3 Building network relationships
3.1 What is networking?
The Concise Oxford English Dictionary (2009, p. 961) defines a ‘network’ as an ‘arrangement of intersecting horizontal and vertical lines.’ This might not immediately seem relevant to networks of people but actually it helps with visualising how people in a network connect up, because the dictionary goes on to suggest that a network can also be ‘a group or system of interconnected people and things’. Figure 6 is an example of what a network of people might look like. It shows clearly the direct connections from one person to another. However, it also shows that the same people are connected indirectly, via other contacts.
Alternatively, Figure 7 is an example of a typical organisation chart for a business. There are vertical lines between people, representing who is more senior and who reports to whom. As well as this vertical arrangement, there are also clear horizontal arrangements for the roles. These indicate which departments are equal to but different from each other. Effectively, the organisation chart shows how the ‘system’, which is the business in this case, is interconnected and meant to function.

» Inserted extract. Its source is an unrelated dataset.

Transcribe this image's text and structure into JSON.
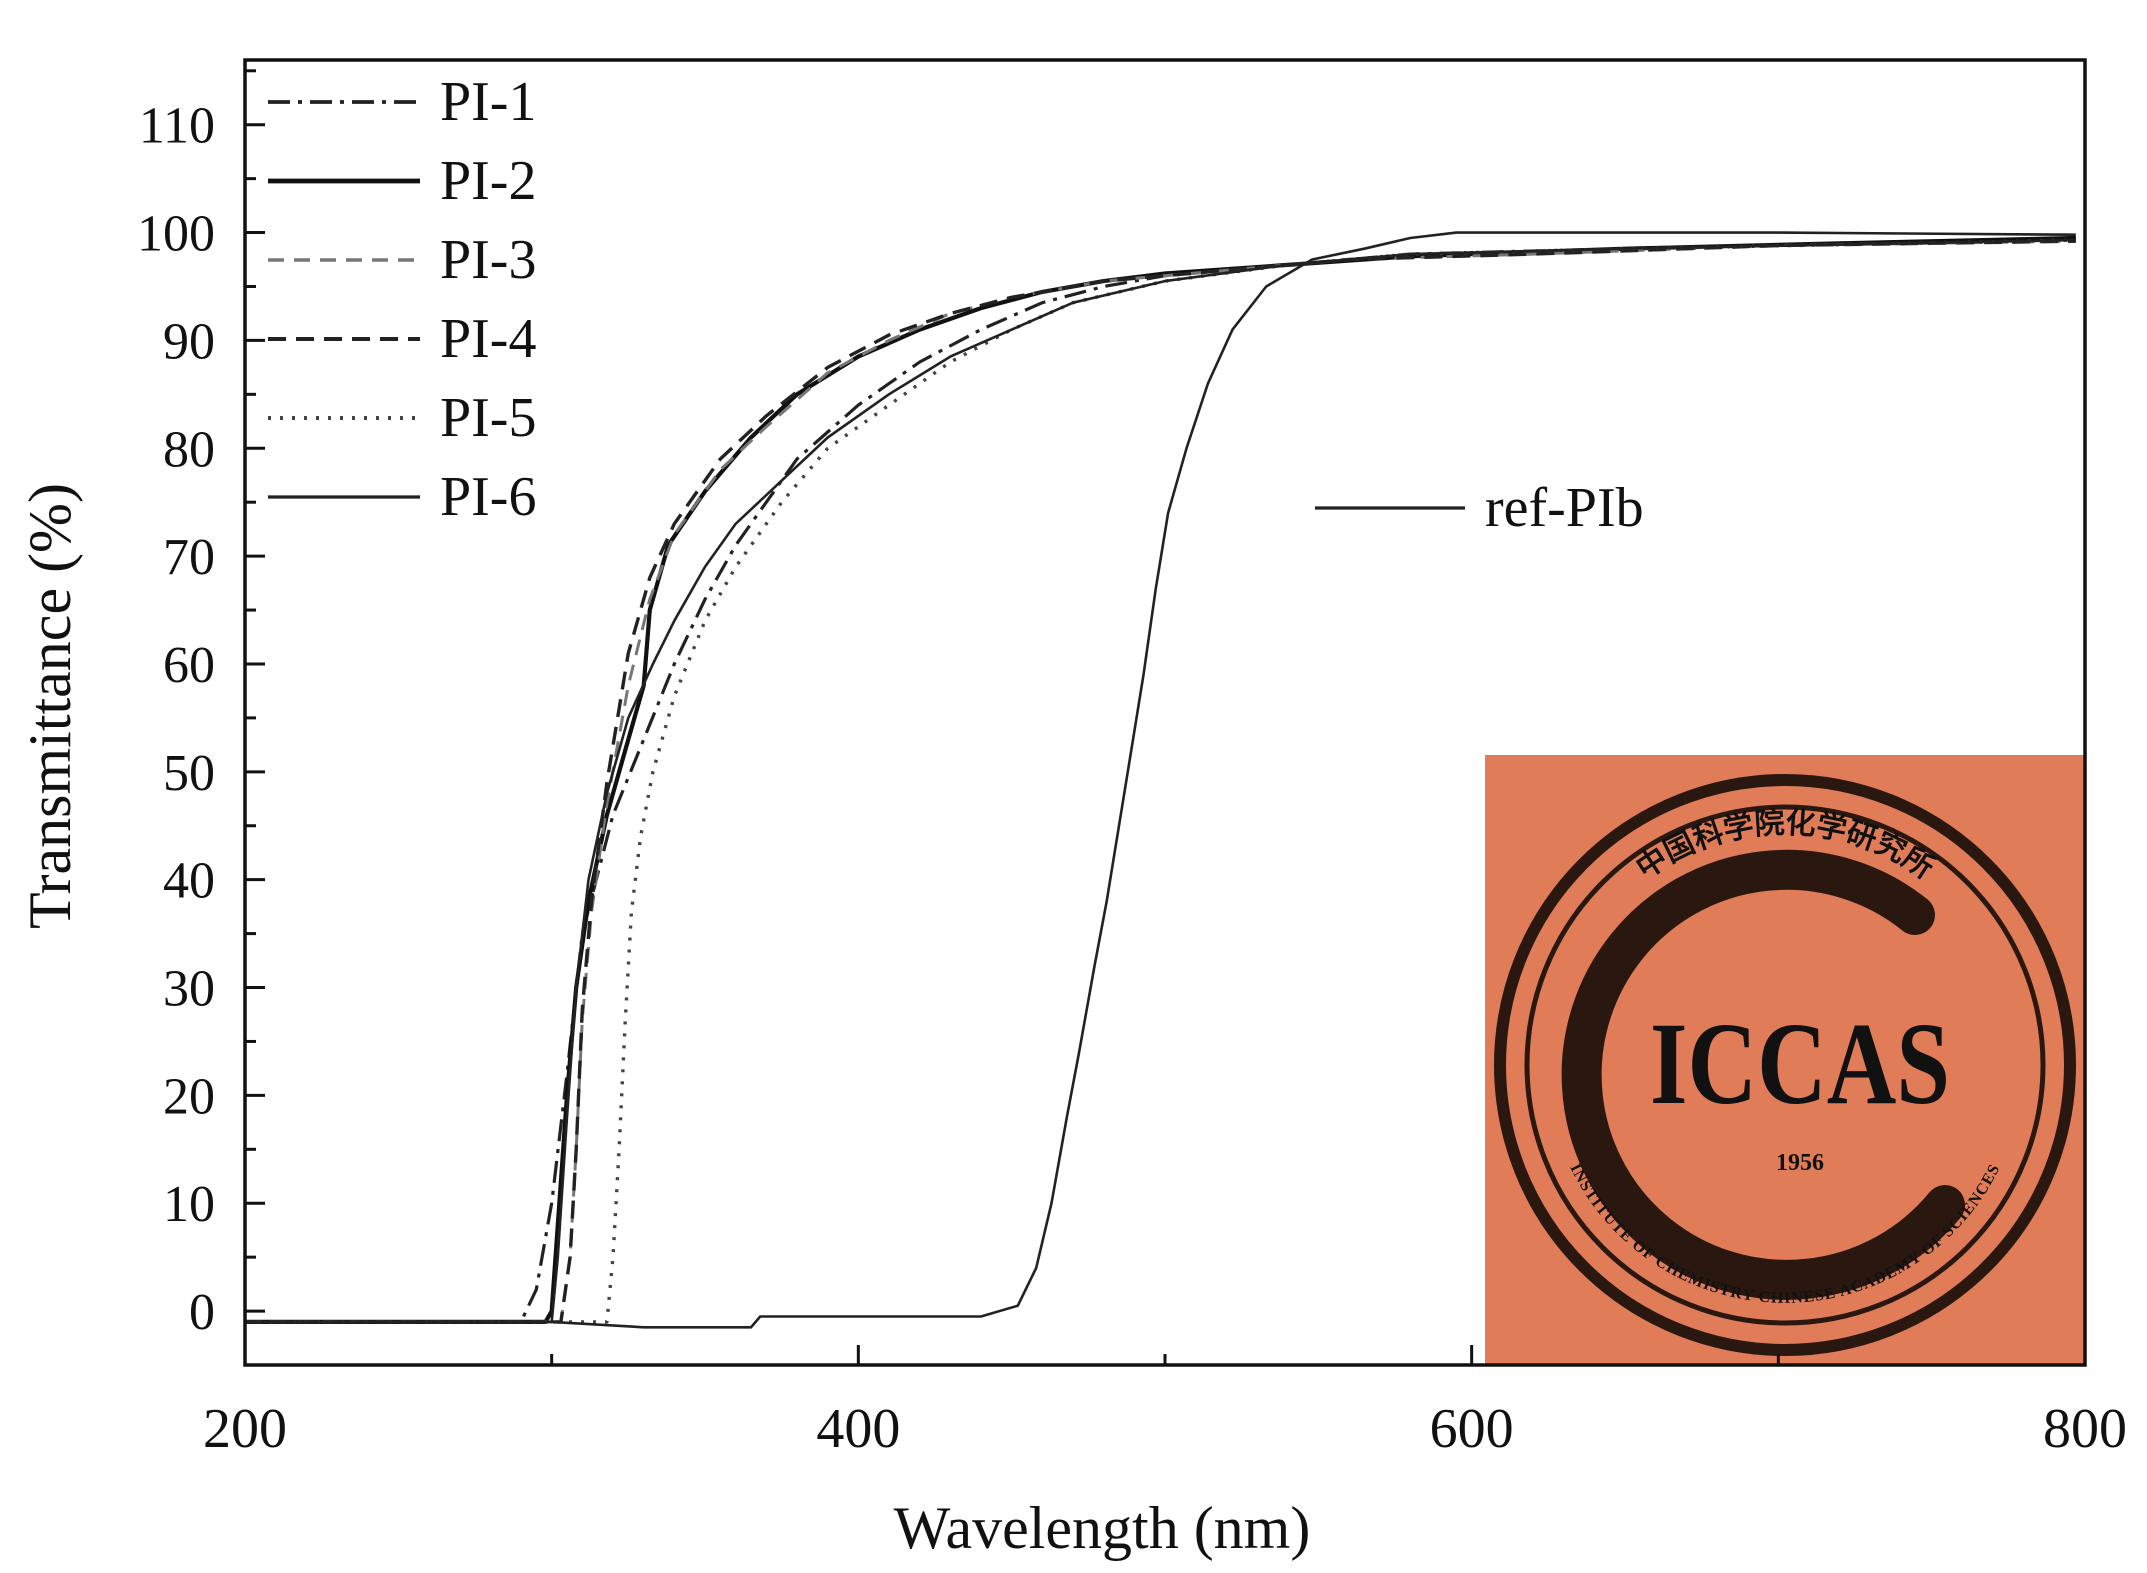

However, most people who have worked in organisations know that people do not always communicate in the vertical and horizontal ways which the chart suggests. People talk to the people they know. So a more informal network will exist within any organisation and it will look more like the interconnected web shown in Figure 6.
This is because networks are groups of people with a common interest, one which is not dependent on tasks or work objectives. For instance, your organisation might have a running club, where all the members are interested in running but wouldn’t necessarily work with each other directly.
Networks bring together people with a common interest, they are largely outside formal structures, and any hierarchy which might exist is based on the usefulness of a person to the network.